El procedimiento es el mismo que el del entrenamiento, se ha de corregir la conducta no deseada justo en el momento en el que la realiza, pero debemos cesar la corrección justo cuando el animal deja de hacerlo y además debemos recompensar ese cambio de conducta. Para corregir utilizaremos la palabra «NO» o diremos un simple «SCHHHT» . Por ejemplo si el perro agarra algo indebido, se le dice que «no» y si lo suelta se le dice «muy bien» y se le recompensa por haberlo soltado.

OBENDIENCIA BÁSICA

¿ Qué debemos enseñar a nuestro cachorro en los primeros meses de vida? Evidentemente lo ideal es empezar con ordenes básicas y que nos sean de ayuda en un futuro, por ejemplo «VEN», «QUIETO», » SIENTA» y «JUNTO» o » AL LADO» para que aprenda a caminar junto a ti en los paseos y sin tirar de la correa.  Siempre utilizaremos el refuerzo positivo, dando la orden, decir muy bien y después el premio o golosina.

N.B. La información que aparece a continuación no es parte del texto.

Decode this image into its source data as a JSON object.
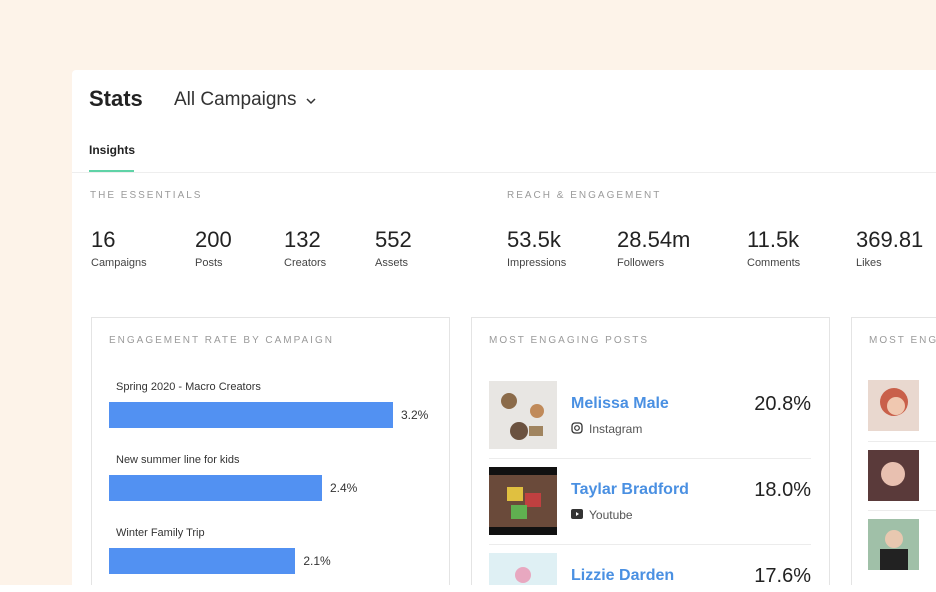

Los cachorros, como cualquier otro animal, aprenden JUGANDO, los juegos más aconsejados son los de ceder objetos, como lanzar una pelota y que el perro nos la tragia y nos la ceda.

Es recomendable que el perro tenga una gran variedad de juguetes en casa, pero que no disponga de todos a la vez, ya que al final acabará por aburrirse de ellos, es preferible cambiar cada semana alguno de esos juguetes por otros que dejaremos guardados. Los juguetes llamados interactivos son los más recomendables para cuando el perro se queda solo en casa.

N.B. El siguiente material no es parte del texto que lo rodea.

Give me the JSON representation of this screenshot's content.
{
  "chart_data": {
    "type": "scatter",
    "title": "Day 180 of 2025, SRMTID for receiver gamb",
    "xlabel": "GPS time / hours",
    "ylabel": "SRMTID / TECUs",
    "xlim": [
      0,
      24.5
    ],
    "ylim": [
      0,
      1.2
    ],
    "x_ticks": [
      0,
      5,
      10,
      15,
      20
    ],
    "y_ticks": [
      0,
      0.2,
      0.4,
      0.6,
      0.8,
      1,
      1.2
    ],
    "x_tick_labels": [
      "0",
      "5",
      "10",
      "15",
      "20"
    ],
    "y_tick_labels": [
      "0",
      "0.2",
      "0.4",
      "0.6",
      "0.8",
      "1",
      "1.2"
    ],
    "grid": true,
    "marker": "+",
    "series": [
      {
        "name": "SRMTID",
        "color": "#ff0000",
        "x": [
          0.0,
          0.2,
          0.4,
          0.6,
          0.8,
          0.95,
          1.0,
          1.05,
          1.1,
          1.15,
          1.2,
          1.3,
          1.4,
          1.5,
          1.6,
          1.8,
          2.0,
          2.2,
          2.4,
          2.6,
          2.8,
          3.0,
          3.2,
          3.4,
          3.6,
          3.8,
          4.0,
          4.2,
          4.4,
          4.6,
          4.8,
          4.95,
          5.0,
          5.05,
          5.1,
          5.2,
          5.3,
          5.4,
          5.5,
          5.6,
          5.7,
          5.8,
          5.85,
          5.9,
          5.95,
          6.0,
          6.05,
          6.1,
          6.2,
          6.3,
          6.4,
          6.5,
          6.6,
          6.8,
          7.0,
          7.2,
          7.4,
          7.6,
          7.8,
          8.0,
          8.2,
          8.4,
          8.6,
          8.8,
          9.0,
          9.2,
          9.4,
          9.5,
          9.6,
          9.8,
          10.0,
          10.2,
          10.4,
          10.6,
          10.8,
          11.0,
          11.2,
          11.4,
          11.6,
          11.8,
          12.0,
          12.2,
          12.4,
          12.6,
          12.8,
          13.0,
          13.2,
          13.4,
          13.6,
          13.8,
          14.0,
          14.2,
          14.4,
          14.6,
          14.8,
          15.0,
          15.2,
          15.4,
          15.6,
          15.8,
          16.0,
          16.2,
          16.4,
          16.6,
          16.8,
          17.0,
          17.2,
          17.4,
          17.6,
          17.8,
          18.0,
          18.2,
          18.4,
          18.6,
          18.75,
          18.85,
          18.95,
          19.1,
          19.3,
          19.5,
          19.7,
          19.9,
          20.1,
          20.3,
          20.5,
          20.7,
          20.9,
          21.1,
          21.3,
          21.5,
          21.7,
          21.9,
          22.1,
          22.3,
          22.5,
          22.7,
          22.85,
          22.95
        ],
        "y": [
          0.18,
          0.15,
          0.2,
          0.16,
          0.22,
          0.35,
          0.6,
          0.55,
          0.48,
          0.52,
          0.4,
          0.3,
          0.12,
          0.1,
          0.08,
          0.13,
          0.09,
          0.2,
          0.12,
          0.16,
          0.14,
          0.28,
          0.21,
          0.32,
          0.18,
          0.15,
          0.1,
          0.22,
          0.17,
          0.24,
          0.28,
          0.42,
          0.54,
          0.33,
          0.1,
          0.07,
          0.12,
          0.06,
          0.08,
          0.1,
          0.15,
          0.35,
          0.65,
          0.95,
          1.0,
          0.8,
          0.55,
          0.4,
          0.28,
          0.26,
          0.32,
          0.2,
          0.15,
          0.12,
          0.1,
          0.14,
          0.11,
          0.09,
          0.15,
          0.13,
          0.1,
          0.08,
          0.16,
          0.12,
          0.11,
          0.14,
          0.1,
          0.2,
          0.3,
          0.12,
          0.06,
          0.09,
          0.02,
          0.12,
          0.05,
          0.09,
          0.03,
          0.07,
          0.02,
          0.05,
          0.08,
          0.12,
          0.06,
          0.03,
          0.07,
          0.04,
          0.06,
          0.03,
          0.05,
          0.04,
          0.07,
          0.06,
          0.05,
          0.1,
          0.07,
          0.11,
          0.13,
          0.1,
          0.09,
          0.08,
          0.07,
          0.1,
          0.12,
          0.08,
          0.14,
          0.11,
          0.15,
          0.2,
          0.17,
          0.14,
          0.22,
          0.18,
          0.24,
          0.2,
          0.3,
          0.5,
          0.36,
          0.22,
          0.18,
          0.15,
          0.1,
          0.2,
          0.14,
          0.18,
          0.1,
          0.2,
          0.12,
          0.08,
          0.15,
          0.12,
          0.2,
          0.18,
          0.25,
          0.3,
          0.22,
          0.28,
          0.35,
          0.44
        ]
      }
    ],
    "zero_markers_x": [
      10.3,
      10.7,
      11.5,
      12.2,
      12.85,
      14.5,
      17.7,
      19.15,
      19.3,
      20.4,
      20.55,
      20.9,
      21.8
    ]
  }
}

Para que el perro pueda morder, conducta totalmente necesaria a realizar tanto de cachorro como de adulto, le proporcionaremos juguetes masticables que no puedan romper, tipo cordel por ejemplo, o los llamados » falsos huesos»  (mientras nosotros estamos en casa, podemos dejarlos para que muerdan estos juguetes y no los muebles de casa).  Los juguetes interactivos, tipo Kong, son los mas adecuados para cuando el perro se queda solo en casa, porque pueden rellenarse de comida y no son fáciles de romper.

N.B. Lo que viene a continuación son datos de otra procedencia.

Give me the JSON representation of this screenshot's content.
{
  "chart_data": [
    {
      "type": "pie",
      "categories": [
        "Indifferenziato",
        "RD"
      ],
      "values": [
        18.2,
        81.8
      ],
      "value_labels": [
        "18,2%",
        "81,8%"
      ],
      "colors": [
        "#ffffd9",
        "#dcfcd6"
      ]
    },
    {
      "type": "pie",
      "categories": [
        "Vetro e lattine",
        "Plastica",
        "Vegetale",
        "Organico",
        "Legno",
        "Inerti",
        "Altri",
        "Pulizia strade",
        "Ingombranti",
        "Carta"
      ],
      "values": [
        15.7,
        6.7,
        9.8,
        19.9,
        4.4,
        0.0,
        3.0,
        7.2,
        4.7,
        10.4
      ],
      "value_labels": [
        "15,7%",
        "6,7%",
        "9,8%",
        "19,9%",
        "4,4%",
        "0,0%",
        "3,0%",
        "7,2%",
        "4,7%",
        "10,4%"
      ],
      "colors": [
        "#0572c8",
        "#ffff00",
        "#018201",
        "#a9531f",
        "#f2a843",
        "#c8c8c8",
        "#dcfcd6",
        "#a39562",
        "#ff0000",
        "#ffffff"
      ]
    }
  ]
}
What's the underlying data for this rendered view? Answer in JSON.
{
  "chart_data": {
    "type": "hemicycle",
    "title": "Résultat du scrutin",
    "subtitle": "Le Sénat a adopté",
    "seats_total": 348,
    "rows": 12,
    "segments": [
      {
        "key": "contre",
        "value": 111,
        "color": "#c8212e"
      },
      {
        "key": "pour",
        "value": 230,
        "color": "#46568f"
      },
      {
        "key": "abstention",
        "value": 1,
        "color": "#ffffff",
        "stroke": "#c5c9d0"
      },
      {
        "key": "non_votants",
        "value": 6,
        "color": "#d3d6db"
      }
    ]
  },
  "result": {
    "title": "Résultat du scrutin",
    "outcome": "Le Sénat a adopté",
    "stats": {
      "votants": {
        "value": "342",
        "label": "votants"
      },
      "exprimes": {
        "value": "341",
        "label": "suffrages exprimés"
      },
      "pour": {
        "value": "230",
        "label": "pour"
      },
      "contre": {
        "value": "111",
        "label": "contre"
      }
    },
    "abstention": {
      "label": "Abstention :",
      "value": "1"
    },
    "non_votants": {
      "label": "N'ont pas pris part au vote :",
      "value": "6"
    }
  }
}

La conducta de morder es totalmente normal, para que puede ejercer dicha conducta sin romper cosas importantes hemos de enseñar que cosas son juguetes y se pueden morder y que cosas no se pueden morder, para ello utilizamos una recompensa junto con el juguete que le damos para morder, si este juguete es comestible, ya no hará falta darle la recompensa, pues el mismo juguete ejercerá como tal.

ERRORES FRECUENTES.

Es muy probable que si nuestro cachorro está entretenido olfateando una marca olorosa en el suelo o jugando con otro perro en el parque, cuando le llamemos no nos hará mucho caso, esta actitud suele provocar nuestro enfado pero hemos de intentar tener paciencia, no debemos enfadarnos cuando por fin el perro acude a nuestra llamada, porque relacionará la llamada con la regañina y el resultado será el contrario que queremos enseñar a nuestra mascota. Hemos de ser pacientes, esperar a que acaba de oler o que acabe de jugar y en ese momento volver a llamarle, intentar hacerlo enérgicamente y una sola vez. No debemos repetir la orden de continuo, no debemos levantar la voz en tono de regañina y no debemos forzar a realizar el ejercicio.